I once had an out-of-town investor in my car who said things I considered red flags, so I drove him back to his hotel. This is the same thing I do with irrationally optimistic investors – except I’ve met dozens of them.
Want more? When I first started, working as an apartment locator, I had a very racist elderly black woman as a client, but I just laughed at the things she said – and in the end she found a new place without me.
I have one more: We used to use a centrally-located Fidelity office for most of our title work. In those days, that was the “Spanish” office, the one where all deals that were to close in Spanish were sent. Over the years, I saw several contracts fall apart on Friday afternoons, with the whole family coming down to sign, only to find out that no one, until then, had told them what their monthly payment would be and how much cash they needed to close. Not just no new house – instantly homeless. Was that a fair-housing issue or just ineptitude on the part of their Realtors and lenders? Very sad, in any case.
But: That’s it. That is the entirety of my personal, first-hand experience with anything like actual racism in real estate. Moreover, I have not heard any first-hand war stories about racist Realtors or lenders, either from my own clients or other agents. Most words spoken about racism seem to refer the “systemic” kind – non-personal, non-first-hand, non-actual, non-specific, non-measurable, non-objectively-real – ultimately imaginary- or at-best imagined-racism.

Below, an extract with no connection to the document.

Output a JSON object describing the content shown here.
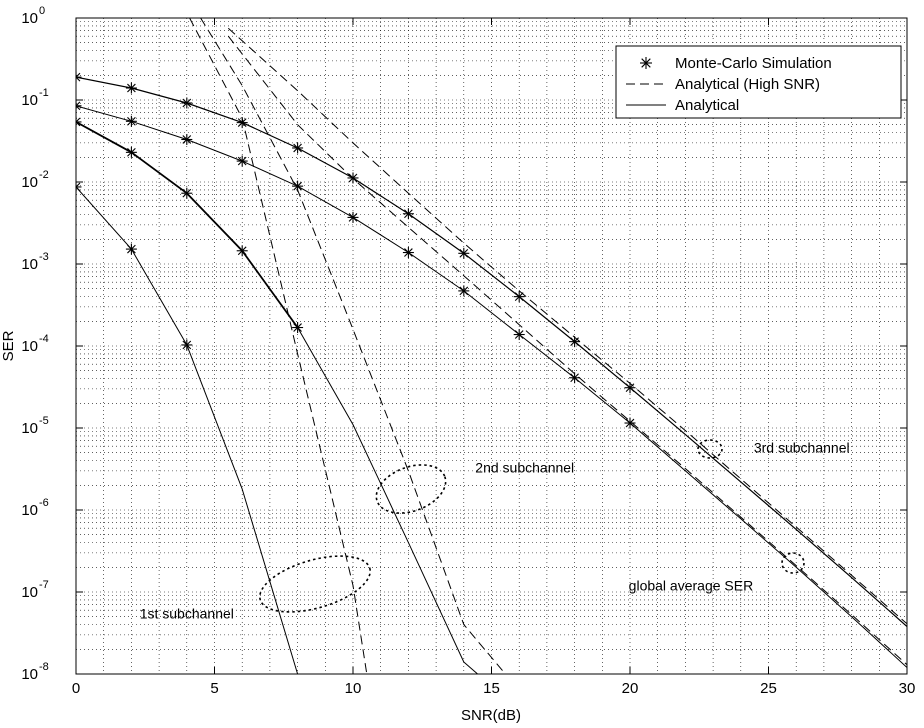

I’m sure there are counter-examples, but I don’t care. If you can’t produce dozens of prima facie examples – from the past 30 days – there is no systemic problem. To the extent there are any topical problems, I’d bet they owe more to heuristics – shortcuts – than to racial animus. As above, actual racists are hard to miss, where actual real estate agents are most likely to be biased toward the highest, safest, soonest closing. That aligns listing agents’ interests with their sellers’ but buyer’s agents against their buyers’ interests, with the result that less-qualified buyers in general will tend to get poorer treatment.
The solution, underserved clients? Shop around. You need a hungrier agent.
We are fools to insult ourselves and the real estate community as such. We are not racist as a society in America, and we are not racists as individuals in the real estate business. I know I am not, and I know of no one – NO ONE – who is.